There are some differences between this study and that by Sullivan that affect direct comparison in some sample zones and in habitat units 9 and 10. First, the region surveyed by Sullivan and the region of this study are not identical and although estimates of koala abundance in 2009 are limited to the overlap zone, Sullivan’s koala estimates are for a larger area. The area covered by SZ 2 in 2009 is smaller than in 1995, and did not include the region around Idalia National Park, where Sullivan et al. (2004) found koalas in HU9 and HU10 vegetation. We found no fresh pellets in HU9 or HU10 in SZ 2, but we sampled a much smaller area of these two habitat units and this reduced our chances of finding fresh pellets.
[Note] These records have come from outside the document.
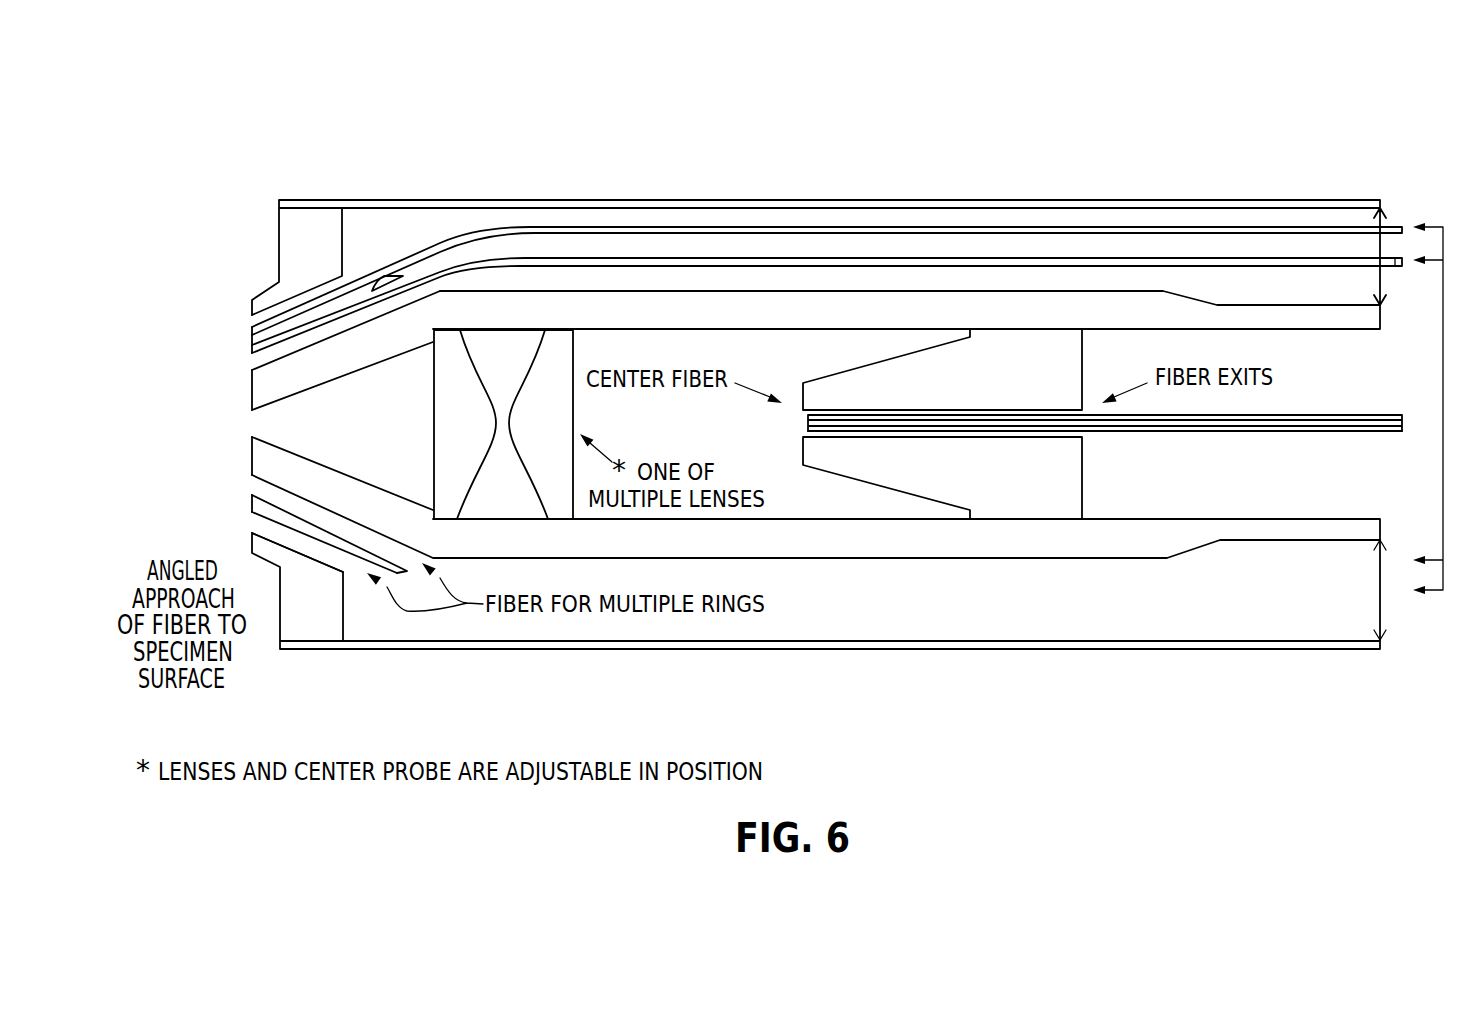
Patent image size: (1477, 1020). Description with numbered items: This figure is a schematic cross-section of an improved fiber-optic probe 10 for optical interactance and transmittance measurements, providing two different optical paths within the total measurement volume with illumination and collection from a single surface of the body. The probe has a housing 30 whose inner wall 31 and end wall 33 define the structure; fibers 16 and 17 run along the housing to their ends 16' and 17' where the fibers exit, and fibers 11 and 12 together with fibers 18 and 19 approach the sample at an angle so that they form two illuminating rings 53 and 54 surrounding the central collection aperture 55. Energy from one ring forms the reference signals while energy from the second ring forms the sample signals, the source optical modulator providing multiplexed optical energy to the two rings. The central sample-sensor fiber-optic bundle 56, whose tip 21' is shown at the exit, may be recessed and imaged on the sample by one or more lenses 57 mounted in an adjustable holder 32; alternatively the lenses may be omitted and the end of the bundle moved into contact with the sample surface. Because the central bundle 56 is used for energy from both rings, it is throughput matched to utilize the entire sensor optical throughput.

The optical probe 10 is at (1131, 121).
The lower fiber channel 11 is at (250, 519).
The lower fiber channel 12 is at (252, 482).
The illumination fiber 16 is at (827, 243).
The collection fiber 17 is at (827, 255).
The illumination fiber end 16' is at (1422, 388).
The collection fiber end 17' is at (1412, 282).
The ring fiber 18 is at (405, 557).
The ring fiber 19 is at (352, 565).
The center fiber tip 21' is at (1105, 453).
The probe housing 30 is at (914, 201).
The housing inner wall 31 is at (1133, 313).
The lens holder 32 is at (1094, 371).
The fiber sheath 33 is at (382, 290).
The illuminating ring 53 is at (246, 320).
The illuminating ring 54 is at (246, 359).
The central collection aperture 55 is at (254, 419).
The sample-sensor fiber-optic bundle 56 is at (796, 422).
The lenses 57 is at (543, 352).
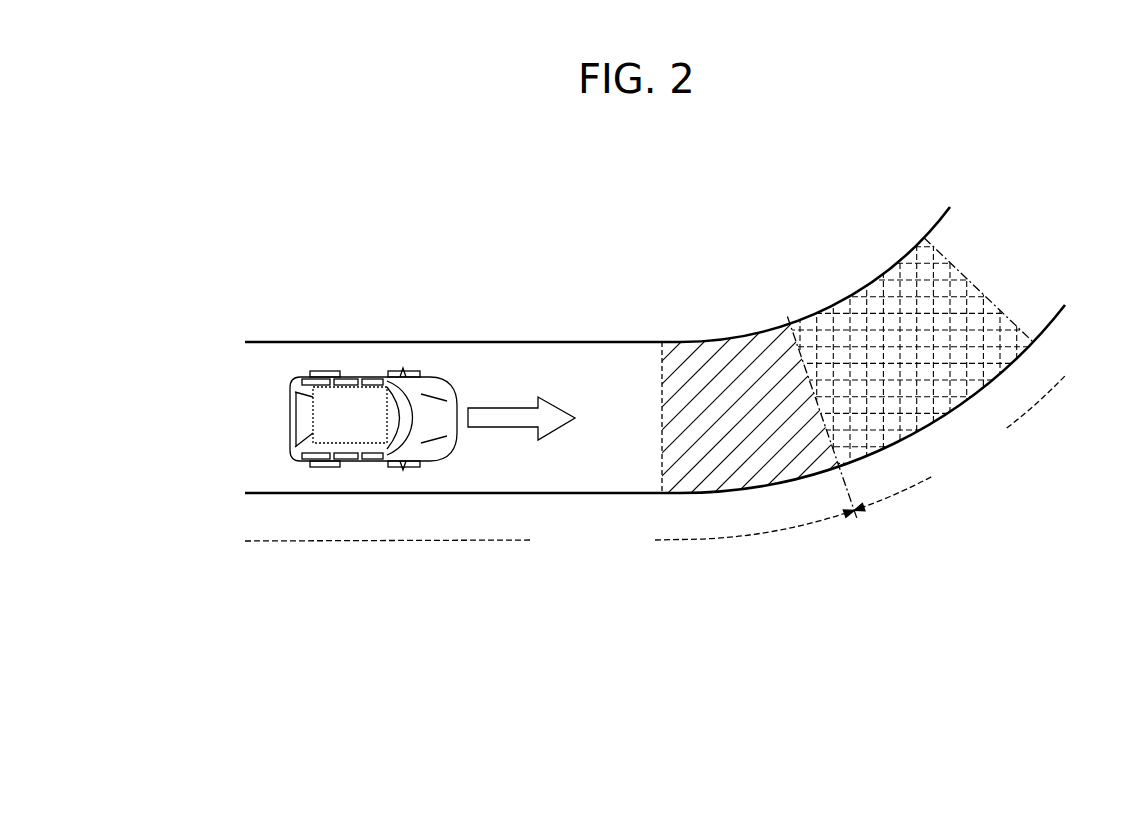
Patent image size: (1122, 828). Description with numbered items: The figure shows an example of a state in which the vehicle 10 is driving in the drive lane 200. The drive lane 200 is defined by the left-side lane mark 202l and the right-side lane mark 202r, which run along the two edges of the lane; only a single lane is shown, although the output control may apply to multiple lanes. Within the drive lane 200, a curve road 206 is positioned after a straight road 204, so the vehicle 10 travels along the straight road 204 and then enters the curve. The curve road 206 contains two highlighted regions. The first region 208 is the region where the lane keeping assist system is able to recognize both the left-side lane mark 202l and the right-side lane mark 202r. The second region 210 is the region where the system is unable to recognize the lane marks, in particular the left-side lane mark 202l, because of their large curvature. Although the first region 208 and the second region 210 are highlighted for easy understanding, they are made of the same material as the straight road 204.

The vehicle 10 is at (303, 415).
The drive lane 200 is at (626, 362).
The left-side lane mark 202l is at (262, 340).
The right-side lane mark 202r is at (262, 495).
The straight road 204 is at (573, 352).
The curve road 206 is at (795, 360).
The first region 208 is at (755, 347).
The second region 210 is at (827, 325).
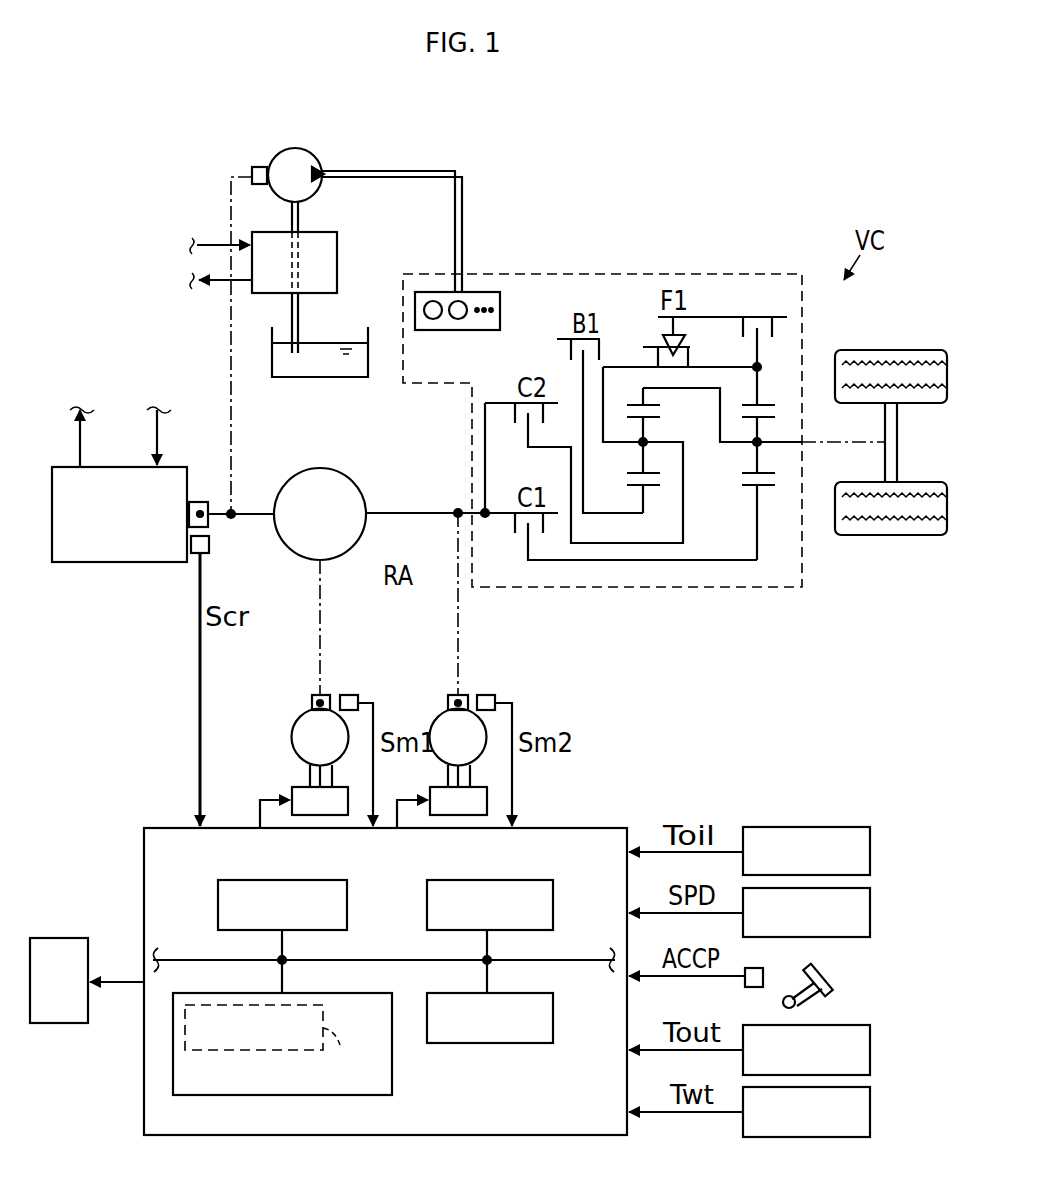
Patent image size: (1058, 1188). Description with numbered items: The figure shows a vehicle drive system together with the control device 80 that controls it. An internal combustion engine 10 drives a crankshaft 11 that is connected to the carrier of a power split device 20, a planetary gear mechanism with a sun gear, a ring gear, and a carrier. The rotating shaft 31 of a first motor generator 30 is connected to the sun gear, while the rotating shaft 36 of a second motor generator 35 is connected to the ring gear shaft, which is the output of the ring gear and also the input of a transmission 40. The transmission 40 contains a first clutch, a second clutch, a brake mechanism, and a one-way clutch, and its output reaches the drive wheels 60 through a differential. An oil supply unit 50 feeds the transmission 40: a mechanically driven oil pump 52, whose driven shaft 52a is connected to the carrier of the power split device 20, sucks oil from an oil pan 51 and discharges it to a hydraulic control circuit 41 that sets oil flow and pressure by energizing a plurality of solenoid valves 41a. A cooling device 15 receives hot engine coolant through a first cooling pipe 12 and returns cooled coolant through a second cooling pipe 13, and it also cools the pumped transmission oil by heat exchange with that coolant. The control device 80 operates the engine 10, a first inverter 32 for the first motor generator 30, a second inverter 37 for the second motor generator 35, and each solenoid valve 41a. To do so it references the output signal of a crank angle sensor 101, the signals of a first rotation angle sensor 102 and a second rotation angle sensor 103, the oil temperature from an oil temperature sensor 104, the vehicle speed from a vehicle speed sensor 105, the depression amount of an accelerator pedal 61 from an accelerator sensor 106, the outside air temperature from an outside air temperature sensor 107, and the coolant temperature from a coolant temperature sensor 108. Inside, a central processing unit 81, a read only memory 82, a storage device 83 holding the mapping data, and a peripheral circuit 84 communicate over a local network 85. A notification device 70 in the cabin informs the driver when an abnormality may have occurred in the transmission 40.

The internal combustion engine 10 is at (112, 466).
The crankshaft 11 is at (200, 501).
The first cooling pipe 12 is at (200, 244).
The second cooling pipe 13 is at (222, 284).
The cooling device 15 is at (322, 231).
The power split device 20 is at (356, 485).
The first motor generator 30 is at (291, 740).
The rotating shaft 31 is at (310, 702).
The first inverter 32 is at (350, 800).
The second motor generator 35 is at (430, 728).
The rotating shaft 36 is at (452, 694).
The second inverter 37 is at (488, 800).
The transmission 40 is at (636, 273).
The hydraulic control circuit 41 is at (480, 291).
The solenoid valve 41a is at (432, 320).
The oil supply unit 50 is at (370, 153).
The oil pan 51 is at (312, 378).
The oil pump 52 is at (306, 150).
The driven shaft 52a is at (260, 166).
The drive wheels 60 is at (930, 482).
The accelerator pedal 61 is at (825, 968).
The notification device 70 is at (58, 1024).
The control device 80 is at (580, 827).
The central processing unit 81 is at (304, 879).
The read only memory 82 is at (508, 879).
The storage device 83 is at (330, 992).
The peripheral circuit 84 is at (508, 992).
The local network 85 is at (530, 959).
The crank angle sensor 101 is at (196, 555).
The first rotation angle sensor 102 is at (349, 694).
The second rotation angle sensor 103 is at (486, 694).
The oil temperature sensor 104 is at (872, 855).
The vehicle speed sensor 105 is at (872, 915).
The accelerator sensor 106 is at (755, 967).
The outside air temperature sensor 107 is at (872, 1052).
The coolant temperature sensor 108 is at (872, 1114).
Overall, we had proportionally fewer sites in HU9 and 10 than in Sullivan et al. (2004). This may affect the comparison between the two studies, as their population estimates were high for these two habitats (Table 3). We found no fresh pellets in HU10, so no density estimates could be calculated, and we estimated low densities from fresh pellets in HU9. Our conclusion is that the koala population in these habitats markedly decreased during the drought, despite the difference in sampling effort. The area covered by SZ 6 and SZ 9 was slightly larger in Sullivan’s study (Fig. 1). Fresh pellets were found by Sullivan at two sites on one property in SZ 6 that was not in the overlap zone. The sites with fresh pellets in SZ 8 were close to the boundary with SZ 9 and the different estimates in these two zones may reflect a slightly different boundary position between the two survey periods, rather than a significant change in numbers. Finally, there appears to be a discrepancy in koala abundances in HU1 and HU2 between the 1995 and 2009 figures, with our HU2 showing higher numbers. This may reflect a difference in the habitat unit assigned to each site. Notwithstanding these minor differences in the two survey methods, the field data and analysis reflect a real decline in koala numbers since 1995 in south-west Queensland. Our results show that climate change and land clearing are key concerns for the long-term survival of koalas in this region.